ABC’s new legal procedural, based on a true story and executive produced by 50 Cent, proves an intriguing real-life story of failed justice and more than one kind of self-defense.
This recap of For Life Season 1, Episode 1 contains spoilers.
With the recent success of Just Mercy and Clemency, it shouldn’t come as much of a surprise to see a network procedural focusing on wrongful convictions and the failures of the American justice system. But the specific version of that story presented in For Life, a new prison and courtroom drama on ABC executive produced by 50 Cent and based on the real-life story of Isaac Wright Jr., a man who was wrongfully convicted and later oversaw his own appeal from prison, might not be exactly what you were expecting.
This is, for the most part, to the show’s credit. Despite inelegant voiceover narration and reams of exposition being deployed to familiarise us with the predicament of Aaron Wallace (Nicholas Pinnock), both in terms of how he ended up inside and also how he’s able to practice law and defend himself and other inmates while incarcerated, what the story’s eagerness allows for is the immediate immersion of an audience in a slightly unusual blend of prison drama and courtroom procedural. Some teething troubles in For Life Episode 1 notwithstanding, the overall effect occupies a space halfway between grounded and fanciful that mostly worked well for me, and I suspect might work equally well for many others.

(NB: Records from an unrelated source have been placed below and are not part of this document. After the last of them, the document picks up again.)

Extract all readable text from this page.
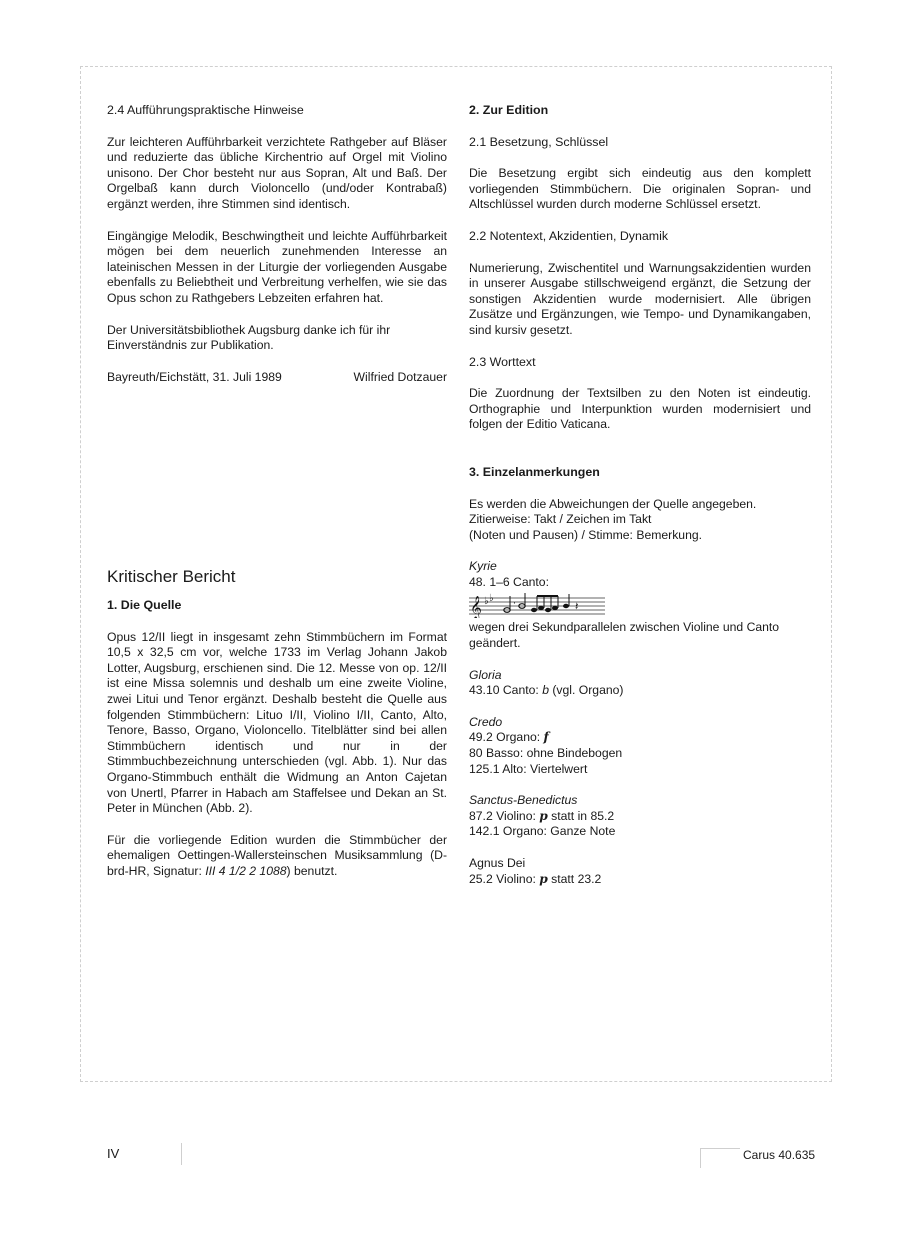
2.4 Aufführungspraktische Hinweise

Zur leichteren Aufführbarkeit verzichtete Rathgeber auf Bläser und reduzierte das übliche Kirchentrio auf Orgel mit Violino unisono. Der Chor besteht nur aus Sopran, Alt und Baß. Der Orgelbaß kann durch Violoncello (und/oder Kontrabaß) ergänzt werden, ihre Stimmen sind identisch.

Eingängige Melodik, Beschwingtheit und leichte Aufführbarkeit mögen bei dem neuerlich zunehmenden Interesse an lateinischen Messen in der Liturgie der vorliegenden Ausgabe ebenfalls zu Beliebtheit und Verbreitung verhelfen, wie sie das Opus schon zu Rathgebers Lebzeiten erfahren hat.

Der Universitätsbibliothek Augsburg danke ich für ihr Einverständnis zur Publikation.

Bayreuth/Eichstätt, 31. Juli 1989	Wilfried Dotzauer

Kritischer Bericht

1. Die Quelle

Opus 12/II liegt in insgesamt zehn Stimmbüchern im Format 10,5 x 32,5 cm vor, welche 1733 im Verlag Johann Jakob Lotter, Augsburg, erschienen sind. Die 12. Messe von op. 12/II ist eine Missa solemnis und deshalb um eine zweite Violine, zwei Litui und Tenor ergänzt. Deshalb besteht die Quelle aus folgenden Stimmbüchern: Lituo I/II, Violino I/II, Canto, Alto, Tenore, Basso, Organo, Violoncello. Titelblätter sind bei allen Stimmbüchern identisch und nur in der Stimmbuchbezeichnung unterschieden (vgl. Abb. 1). Nur das Organo-Stimmbuch enthält die Widmung an Anton Cajetan von Unertl, Pfarrer in Habach am Staffelsee und Dekan an St. Peter in München (Abb. 2).

Für die vorliegende Edition wurden die Stimmbücher der ehemaligen Oettingen-Wallersteinschen Musiksammlung (D-brd-HR, Signatur: III 4 1/2 2 1088) benutzt.

2. Zur Edition

2.1 Besetzung, Schlüssel

Die Besetzung ergibt sich eindeutig aus den komplett vorliegenden Stimmbüchern. Die originalen Sopran- und Altschlüssel wurden durch moderne Schlüssel ersetzt.

2.2 Notentext, Akzidentien, Dynamik

Numerierung, Zwischentitel und Warnungsakzidentien wurden in unserer Ausgabe stillschweigend ergänzt, die Setzung der sonstigen Akzidentien wurde modernisiert. Alle übrigen Zusätze und Ergänzungen, wie Tempo- und Dynamikangaben, sind kursiv gesetzt.

2.3 Worttext

Die Zuordnung der Textsilben zu den Noten ist eindeutig. Orthographie und Interpunktion wurden modernisiert und folgen der Editio Vaticana.

3. Einzelanmerkungen

Es werden die Abweichungen der Quelle angegeben.

Zitierweise: Takt / Zeichen im Takt

(Noten und Pausen) / Stimme: Bemerkung.

Kyrie

48. 1–6 Canto:

𝄞 ♭ ♭ ·	𝄽

wegen drei Sekundparallelen zwischen Violine und Canto geändert.

Gloria

43.10 Canto: b (vgl. Organo)

Credo

49.2 Organo: f

80 Basso: ohne Bindebogen

125.1 Alto: Viertelwert

Sanctus-Benedictus

87.2 Violino: p statt in 85.2

142.1 Organo: Ganze Note

Agnus Dei

25.2 Violino: p statt 23.2

IV	Carus 40.635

Those teething troubles include a simplistic moral undercurrent that positions Aaron on the side of justice and fairness and his legal adversaries in the same realm as mustache-twirling evildoers who make little effort to disguise their tampering with witnesses and evidence and Aaron’s ability to attend court on-time. This feels too easy and an unhelpful distilling of systematic injustice which in actuality is much more insidious; hopefully subsequent episodes realize this and complicate the courtroom battles in other ways than having the prosecution simply rig the case in their favor.
I’m willing to give For Life the benefit of the doubt here since there is welcome complexity in other areas of the story. In particular, Indira Varma makes an impact as progressive prison warden Safiya, whose positive policies have a self-serving component, and whose relationship with Aaron as her eyes and ears among both the prisoners and a contingent of old-fashioned, change-resistant guards threatens to endanger him on the inside. Political jockeying seems a persistent threat to Aaron’s ability not just to win cases but to practice law at all, and Aaron’s ex-wife Marie (Joy Bryant) and daughter Jasmine (Tyla Harris) provide personal complications and a motivation to win his own case and return home, given that the former is now shacked up with Aaron’s friend Darius (Brandon J. Dirden) and the latter is pregnant with a baby boy.
With all of these ideas continuing to bubble beneath the surface, including what seems to be a pending case defending an Aryan at the behest of a charming individual known as Wild Bill, For Life Season 1, Episode 1 has a clear direction going forward. The question, I think, is whether it’ll get there by using its true-to-life righteousness as a crutch, allowing its cases to burn their implicit injustice for fuel, or whether it’ll introduce more welcome complications and still trust its audience to see right from wrong. Early signs, though, are certainly positive, and For Life stands out as one of the more immediately intriguing network shows this season.